Despite the heroics, there's no nick of time victory or last minute salvation, and despite the staginess of the matte painting backgrounds and Biblical epic stylings of movies from the period (Ben-Hur came out a year earlier). Spartacus (Douglas) and his forces face an almost impossible battle, and it doesn't sugar-coat his ultimate fate.

If you don't know much about the movie, you'll realise Ridley Scott's Gladiator is actually something of a remake, telling the story of a young man in an outlying district of the Roman empire trapped in a life of slavery.

When he's condemned to death for attacking a group of centurions, a passing slaver (Ustinov) buys him instead. Taken to a gladiator camp, Spartacus is taught in the ways of combat for the entertainment of the elite, and he falls quietly in love with servant girl Varinia (Simmons).

But when his cruel masters push him too far, Spartacus fights back. His fellow captives break out of the camp and flee into the country where he starts to lead a revolt again the Roman government.

As the political machinations in Rome see rulers rise and fall, all of them supporting and double-crossing each other to feather their own nests, Spartacus hatches a plan to make it to the coast where they intend to hire pirates to ship them out of Italy and freedom from Rome for ever.

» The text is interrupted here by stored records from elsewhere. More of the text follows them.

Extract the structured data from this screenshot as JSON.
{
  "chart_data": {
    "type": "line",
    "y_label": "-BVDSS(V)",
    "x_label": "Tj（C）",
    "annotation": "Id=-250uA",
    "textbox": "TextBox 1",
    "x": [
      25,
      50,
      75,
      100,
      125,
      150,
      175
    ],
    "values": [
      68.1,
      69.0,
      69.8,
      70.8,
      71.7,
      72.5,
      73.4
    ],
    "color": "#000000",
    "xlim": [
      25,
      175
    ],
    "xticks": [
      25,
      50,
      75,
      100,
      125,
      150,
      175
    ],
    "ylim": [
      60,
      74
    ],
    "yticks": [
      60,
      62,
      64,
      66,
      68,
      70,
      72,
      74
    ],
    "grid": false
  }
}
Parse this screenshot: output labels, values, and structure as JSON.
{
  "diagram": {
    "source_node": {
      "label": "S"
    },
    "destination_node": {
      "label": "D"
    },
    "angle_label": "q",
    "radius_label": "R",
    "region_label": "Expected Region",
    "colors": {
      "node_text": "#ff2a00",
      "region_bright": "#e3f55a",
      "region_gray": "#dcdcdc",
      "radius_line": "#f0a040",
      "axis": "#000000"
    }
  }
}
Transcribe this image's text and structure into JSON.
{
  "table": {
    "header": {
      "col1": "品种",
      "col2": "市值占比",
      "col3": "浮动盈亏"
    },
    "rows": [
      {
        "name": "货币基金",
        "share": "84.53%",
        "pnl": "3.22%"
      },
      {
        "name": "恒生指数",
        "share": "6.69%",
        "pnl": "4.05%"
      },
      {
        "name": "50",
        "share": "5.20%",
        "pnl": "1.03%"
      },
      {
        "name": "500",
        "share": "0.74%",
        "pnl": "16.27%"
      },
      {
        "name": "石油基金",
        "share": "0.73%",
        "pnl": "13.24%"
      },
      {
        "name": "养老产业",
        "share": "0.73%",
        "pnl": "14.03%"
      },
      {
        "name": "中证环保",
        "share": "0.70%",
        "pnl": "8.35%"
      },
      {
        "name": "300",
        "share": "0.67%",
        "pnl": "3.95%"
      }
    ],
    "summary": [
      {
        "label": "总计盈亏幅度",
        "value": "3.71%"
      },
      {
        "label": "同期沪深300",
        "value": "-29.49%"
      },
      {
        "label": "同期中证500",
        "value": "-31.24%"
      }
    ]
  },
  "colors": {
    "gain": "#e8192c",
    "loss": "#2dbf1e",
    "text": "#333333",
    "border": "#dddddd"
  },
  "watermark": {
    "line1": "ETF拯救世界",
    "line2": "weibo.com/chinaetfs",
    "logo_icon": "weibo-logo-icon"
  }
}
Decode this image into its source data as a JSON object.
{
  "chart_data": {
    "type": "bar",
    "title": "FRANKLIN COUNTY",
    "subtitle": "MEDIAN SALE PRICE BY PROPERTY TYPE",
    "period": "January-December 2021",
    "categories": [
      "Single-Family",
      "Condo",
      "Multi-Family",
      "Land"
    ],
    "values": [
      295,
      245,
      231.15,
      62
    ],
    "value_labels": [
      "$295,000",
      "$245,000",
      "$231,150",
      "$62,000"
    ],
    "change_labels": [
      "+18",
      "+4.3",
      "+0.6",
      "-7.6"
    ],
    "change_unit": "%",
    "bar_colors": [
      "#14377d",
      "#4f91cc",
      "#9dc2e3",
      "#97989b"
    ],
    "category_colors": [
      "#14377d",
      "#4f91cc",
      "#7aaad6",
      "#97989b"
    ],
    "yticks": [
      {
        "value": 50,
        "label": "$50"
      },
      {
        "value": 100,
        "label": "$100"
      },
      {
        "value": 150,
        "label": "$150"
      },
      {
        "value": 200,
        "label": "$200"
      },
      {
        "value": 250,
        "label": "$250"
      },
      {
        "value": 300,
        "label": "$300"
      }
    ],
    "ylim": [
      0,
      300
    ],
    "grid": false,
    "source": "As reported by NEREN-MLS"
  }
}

Like other films of the period, it has the requisite amount of romance, drama and war. Spartacus is part hero, part cowboy, all chin and jaws, and Kubrick surrounded him with some of the greatest British thespian talent of the day including Ustinov and Olivier as the scheming General Crassus.

That it doesn't end how you think it will is a testament to either the brave script by Dalton Trumbo (blacklisted in the McCarthy era) or the studio who took a risk on such a downer ending, but all the other trappings of the genre and period are a great part of your movie education, especially if you can manage to see it on the big screen.